At one point the man told me to look into his eyes, and when I did I was utterly terrified! I have never been so scared in my life! It's not that his eyes would have looked scary, evil, or dangerous, but there was someone else in his eyes that was looking straight at me. It was the most hellish thing. I refused to look into his eyes and I was closing my eyes tight and turning away and saying no I can't do it. He was very patient with me and kept repeating that I must look into his eyes. After a lot of persuasion I dared to take a peek into his scary eyes. And when I did, I swear to God I saw a black monster standing in a ring of fire. The man then continued to use hypnosis on me, much of which I cannot understand or remember anymore.

I think this story is fascinating because this is a real and close encounter of the Satanic aspect of the Draconians, Free Masons and all of that. I am excited by how outrageous and interesting this all is, even though it is not my cup of tea, and I am happy to be able to document and share something like this, which I believe touches on the very essence of the Draconian Illuminati Agenda, which spans over many topics including the Free Masons, MKULTRA, mind control, world domination and all of that.

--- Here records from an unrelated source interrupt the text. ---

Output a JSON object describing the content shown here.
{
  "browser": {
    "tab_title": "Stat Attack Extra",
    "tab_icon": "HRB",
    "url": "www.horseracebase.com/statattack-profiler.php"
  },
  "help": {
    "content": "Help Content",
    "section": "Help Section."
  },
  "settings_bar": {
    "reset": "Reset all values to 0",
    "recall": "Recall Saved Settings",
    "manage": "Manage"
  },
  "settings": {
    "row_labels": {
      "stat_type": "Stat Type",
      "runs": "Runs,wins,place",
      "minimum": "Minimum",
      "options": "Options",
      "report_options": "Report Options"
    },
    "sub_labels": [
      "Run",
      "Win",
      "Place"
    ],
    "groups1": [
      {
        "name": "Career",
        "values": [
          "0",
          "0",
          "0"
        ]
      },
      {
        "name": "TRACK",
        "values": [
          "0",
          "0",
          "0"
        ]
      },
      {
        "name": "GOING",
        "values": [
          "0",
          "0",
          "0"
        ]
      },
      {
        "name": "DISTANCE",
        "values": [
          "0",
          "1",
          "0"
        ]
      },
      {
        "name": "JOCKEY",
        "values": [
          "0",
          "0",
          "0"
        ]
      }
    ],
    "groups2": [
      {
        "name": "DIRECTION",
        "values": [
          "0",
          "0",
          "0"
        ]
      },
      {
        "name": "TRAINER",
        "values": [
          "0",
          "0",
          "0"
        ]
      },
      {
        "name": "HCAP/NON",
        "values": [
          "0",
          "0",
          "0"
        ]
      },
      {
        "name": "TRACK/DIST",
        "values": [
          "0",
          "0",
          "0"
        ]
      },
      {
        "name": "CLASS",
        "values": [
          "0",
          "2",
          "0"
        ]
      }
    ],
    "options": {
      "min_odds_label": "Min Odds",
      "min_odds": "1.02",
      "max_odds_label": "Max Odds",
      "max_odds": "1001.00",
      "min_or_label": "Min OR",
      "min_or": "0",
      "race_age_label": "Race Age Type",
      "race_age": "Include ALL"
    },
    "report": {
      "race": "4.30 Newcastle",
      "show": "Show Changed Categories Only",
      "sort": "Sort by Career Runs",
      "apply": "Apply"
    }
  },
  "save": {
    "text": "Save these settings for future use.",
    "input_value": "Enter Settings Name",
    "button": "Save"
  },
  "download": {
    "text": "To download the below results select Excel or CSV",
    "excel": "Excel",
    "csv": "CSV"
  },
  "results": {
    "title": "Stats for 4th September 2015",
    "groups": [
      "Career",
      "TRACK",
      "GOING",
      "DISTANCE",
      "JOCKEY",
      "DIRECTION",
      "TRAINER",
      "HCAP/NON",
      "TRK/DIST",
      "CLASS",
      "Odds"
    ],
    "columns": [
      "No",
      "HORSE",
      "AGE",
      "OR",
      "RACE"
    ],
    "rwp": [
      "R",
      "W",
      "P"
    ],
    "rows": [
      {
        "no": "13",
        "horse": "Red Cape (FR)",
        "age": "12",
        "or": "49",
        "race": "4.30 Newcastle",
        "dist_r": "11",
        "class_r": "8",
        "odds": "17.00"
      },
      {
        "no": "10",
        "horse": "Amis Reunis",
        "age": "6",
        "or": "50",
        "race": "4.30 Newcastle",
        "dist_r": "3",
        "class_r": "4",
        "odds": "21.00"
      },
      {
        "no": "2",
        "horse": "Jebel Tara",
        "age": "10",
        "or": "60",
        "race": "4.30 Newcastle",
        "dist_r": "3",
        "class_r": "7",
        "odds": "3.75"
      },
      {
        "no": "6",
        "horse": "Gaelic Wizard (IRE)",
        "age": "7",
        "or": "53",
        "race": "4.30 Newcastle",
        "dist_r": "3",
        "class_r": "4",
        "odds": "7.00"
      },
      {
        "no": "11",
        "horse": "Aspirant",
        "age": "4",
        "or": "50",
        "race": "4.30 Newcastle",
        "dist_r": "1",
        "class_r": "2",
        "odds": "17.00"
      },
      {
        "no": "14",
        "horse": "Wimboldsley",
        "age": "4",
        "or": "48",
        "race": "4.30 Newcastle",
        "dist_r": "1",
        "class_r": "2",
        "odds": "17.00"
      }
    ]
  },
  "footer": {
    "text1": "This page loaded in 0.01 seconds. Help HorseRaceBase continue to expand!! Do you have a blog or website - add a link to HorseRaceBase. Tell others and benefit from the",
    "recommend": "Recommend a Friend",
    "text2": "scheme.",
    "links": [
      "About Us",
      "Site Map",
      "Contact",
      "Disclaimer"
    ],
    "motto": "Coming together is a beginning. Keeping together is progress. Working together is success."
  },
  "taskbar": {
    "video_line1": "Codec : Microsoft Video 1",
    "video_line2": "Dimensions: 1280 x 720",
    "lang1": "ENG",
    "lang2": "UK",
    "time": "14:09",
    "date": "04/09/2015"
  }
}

So I kept telling him that I see a black monster. Later on this man who had me refer to him as "Master" had me kneel on the floor before him, and when I did I saw that the black monster was inside of his body, and when I held my arms around his legs, it was the black monster I was hugging. I started calling him my Master, having the experience that it was my black monster whom I was adoring and embracing. It was a real intimate encounter with a beast who in fact is very sensual, erotic, loving in a way, and beautiful. The black monster and me were having a close moment.

I also had visions of a red monster, which I now recognize was none other than my Hamish.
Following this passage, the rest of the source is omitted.